Whole brain expression of bipolar disorder associated genes: structural and genetic analyses

Abstract

Studies of bipolar disorder (BD) suggest a genetic basis of the illness that alters brain function and morphology. In recent years, a number of genetic variants associated with BD have been identified. However, little is known about the associated genes, or brain circuits that rely upon their function. Using an anatomically comprehensive survey of the human transcriptome (The Allen Brain Atlas), we mapped the expression of 58 genes with suspected involvement in BD based upon their relationship to SNPs identified in genome wide association studies (GWAS). We then conducted a meta-analysis of structural MRI studies to identify brain regions that are abnormal in BD. Of 58 BD associated genes, 22 had anatomically distinct expression patterns that could be categorized into one of three clusters (C1-C3). Brain regions with the highest and lowest expression of these genes did not overlap strongly with anatomical sites identified as abnormal by structural MRI except in the parahippocampal gyrus, the inferior/superior temporal gyrus and the cerebellar vermis, regions where overlap was significant. Using the 22 genes in C1-C3 as reference points, additional genes with correlated expression patterns were identified and organized into sets based on similarity. Further analysis revealed that five of these gene sets were significantly associated with BD, suggesting that anatomical expression profile is correlated with genetic susceptibility to BD, particularly for genes in C2. Our data suggest that expression profiles of BD-associated genes do not explain the majority of structural abnormalities observed in BD, but may be useful in identifying new candidate genes. Our results highlight the complex neuroanatomical basis of BD, and reinforce illness models that emphasize impaired brain connectivity.

Figure 1. Whole brain expression patterns of BD-associated genes.

Expression of 22 BD-associated genes is organized by cluster for each of two brains (indicated by the thick orange and blue line). Each row represents a single gene, and each column represents one of ∼900 brain regions. Brain regions are organized anatomically, by broadly defined regions where FC: frontal cortex, HP: hippocampus, TC: temporal cortex, A: amygdala ST: striatum, HY: hypothalamus, TH: thalamus, MB: midbrain, CB: cerebellum, PN: pontine nuclei, MD: medulla.

Figure 2. Cluster 1 gene expression pattern.

An idealized human brain shown in horizontal cross section indicates the anatomical regions enriched (orange and red) and depleted (blue) in gene expression associated with C1. For improved visualization, gene expression in corresponding regions of the right and left hemispheres has been consolidated and shown in mirror image bilaterally. C1 is defined by high expression in the parahippocampal gyrus, hippocampus and posterior thalamus.

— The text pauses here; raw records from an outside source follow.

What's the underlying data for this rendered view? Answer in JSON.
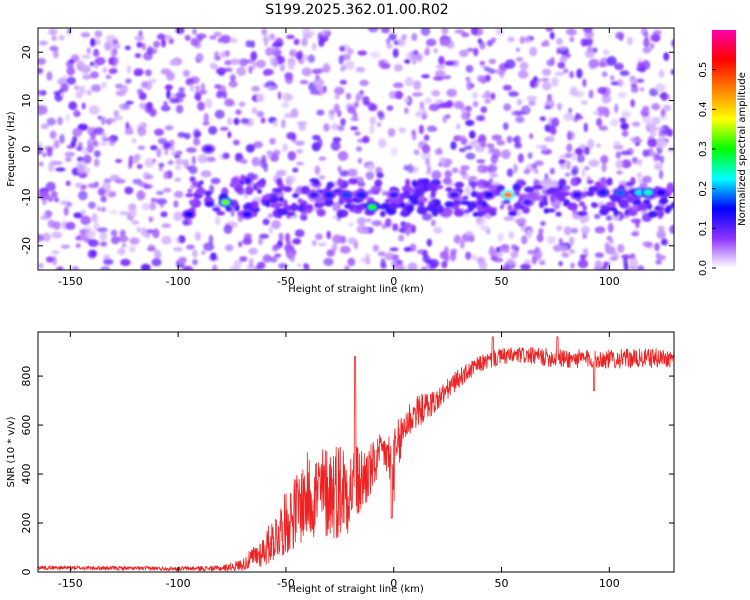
{
  "title": "S199.2025.362.01.00.R02",
  "chart_data": [
    {
      "type": "heatmap",
      "xlabel": "Height of straight line (km)",
      "ylabel": "Frequency (Hz)",
      "xlim": [
        -165,
        130
      ],
      "ylim": [
        -25,
        25
      ],
      "xticks": [
        -150,
        -100,
        -50,
        0,
        50,
        100
      ],
      "yticks": [
        -20,
        -10,
        0,
        10,
        20
      ],
      "colorbar": {
        "label": "Normalized spectral amplitude",
        "range": [
          0.0,
          0.6
        ],
        "ticks": [
          0.0,
          0.1,
          0.2,
          0.3,
          0.4,
          0.5
        ],
        "colormap": [
          "#ffffff",
          "#8c33ff",
          "#0000ff",
          "#00ffff",
          "#00ff00",
          "#ffff00",
          "#ff8000",
          "#ff0000",
          "#ff00aa"
        ]
      },
      "background_level": 0.05,
      "band": {
        "center_hz": -10,
        "start_km": -95,
        "end_km": 130
      },
      "hotspots": [
        {
          "x": -95,
          "y": -13.5,
          "value": 0.15
        },
        {
          "x": -78,
          "y": -11,
          "value": 0.33
        },
        {
          "x": -86,
          "y": 0,
          "value": 0.12
        },
        {
          "x": -68,
          "y": -13.5,
          "value": 0.14
        },
        {
          "x": -37,
          "y": -9.5,
          "value": 0.12
        },
        {
          "x": -30,
          "y": -9.5,
          "value": 0.16
        },
        {
          "x": -22,
          "y": -9.5,
          "value": 0.17
        },
        {
          "x": -15,
          "y": -9.5,
          "value": 0.16
        },
        {
          "x": -10,
          "y": -12,
          "value": 0.31
        },
        {
          "x": 0,
          "y": -9.5,
          "value": 0.12
        },
        {
          "x": 28,
          "y": -9.5,
          "value": 0.12
        },
        {
          "x": 44,
          "y": -9.5,
          "value": 0.14
        },
        {
          "x": 53,
          "y": -9.5,
          "value": 0.45
        },
        {
          "x": 62,
          "y": -11,
          "value": 0.11
        },
        {
          "x": 85,
          "y": -9.5,
          "value": 0.13
        },
        {
          "x": 97,
          "y": -9,
          "value": 0.16
        },
        {
          "x": 105,
          "y": -9,
          "value": 0.18
        },
        {
          "x": 114,
          "y": -9,
          "value": 0.22
        },
        {
          "x": 118,
          "y": -9,
          "value": 0.24
        },
        {
          "x": 124,
          "y": -9,
          "value": 0.15
        }
      ]
    },
    {
      "type": "line",
      "xlabel": "Height of straight line (km)",
      "ylabel": "SNR (10 * v/v)",
      "xlim": [
        -165,
        130
      ],
      "ylim": [
        0,
        980
      ],
      "xticks": [
        -150,
        -100,
        -50,
        0,
        50,
        100
      ],
      "yticks": [
        0,
        200,
        400,
        600,
        800
      ],
      "color": "#ee2222",
      "envelope": {
        "x": [
          -165,
          -120,
          -100,
          -80,
          -70,
          -60,
          -50,
          -40,
          -35,
          -30,
          -25,
          -20,
          -15,
          -10,
          -5,
          0,
          5,
          10,
          20,
          30,
          40,
          50,
          60,
          80,
          100,
          130
        ],
        "mean": [
          18,
          15,
          14,
          15,
          30,
          90,
          200,
          310,
          320,
          330,
          340,
          345,
          370,
          420,
          500,
          430,
          600,
          650,
          700,
          790,
          850,
          880,
          885,
          870,
          870,
          875
        ],
        "noise": [
          8,
          8,
          8,
          12,
          25,
          70,
          130,
          180,
          190,
          200,
          210,
          180,
          150,
          110,
          70,
          150,
          90,
          70,
          50,
          40,
          35,
          35,
          35,
          40,
          40,
          40
        ]
      },
      "features": [
        {
          "x": -18,
          "y": 880
        },
        {
          "x": -1,
          "y": 220
        },
        {
          "x": 46,
          "y": 960
        },
        {
          "x": 76,
          "y": 960
        },
        {
          "x": 93,
          "y": 740
        }
      ]
    }
  ]
}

Figure 3. Cluster 2 gene expression pattern.

An idealized human brain shown in horizontal cross section indicates the anatomical regions enriched (orange and red) and depleted (blue) in gene expression associated with C2. For improved visualization, gene expression in corresponding regions of the right and left hemispheres has been consolidated and shown in mirror image bilaterally. C2 is defined by high expression in portions of the hippocampus, temporal cortex, and midbrain, and very low expression in the striatum, and posterior thalamus.

Figure 4. Cluster 3 gene expression pattern.

An idealized human brain shown in horizontal cross section indicates the anatomical regions enriched (orange and red) and depleted (blue) in gene expression associated with C3. For improved visualization, gene expression in corresponding regions of the right and left hemispheres has been consolidated and shown in mirror image bilaterally. C3 is defined by high expression in the posterior thalamus and very low expression in the striatum (caudate and putamen).

Figure 5. Brain regions identified by volumetric meta analysis.

An idealized human brain shown in horizontal cross section indicates the anatomical regions that are on average, larger in volume in controls compared to BD (yellow) or smaller in controls compared to BD (blue).

Figure 6. Gene expression pattern of CACNB3 is correlated with BD risk associated genes identified by set analysis.

Genes that are expressed in anatomical patterns similar to BD-associated genes are more likely to contain risk-associated SNPs in set based genetic analyses. The C2 gene, CACNB3 is shown as an example, in which twelve additional genes with expression patterns highly correlated with CACNB3 are shown. The same genes are in close proximity to, or contain SNPs that contributed signal to the set-based association with BD, even though they were not previously identified as having strong associations in GWAS. Brain regions are organized anatomically, FC: frontal cortex, IN: insula, CN: cingulate, HP: hippocampus, L: lingual gyrus, TC: temporal cortex, A: amygdale, ST: striatum, HY: hypothalamus, TH: thalamus, MB: midbrain, CB: cerebellum, PN: pontine nuclei, MD: medulla.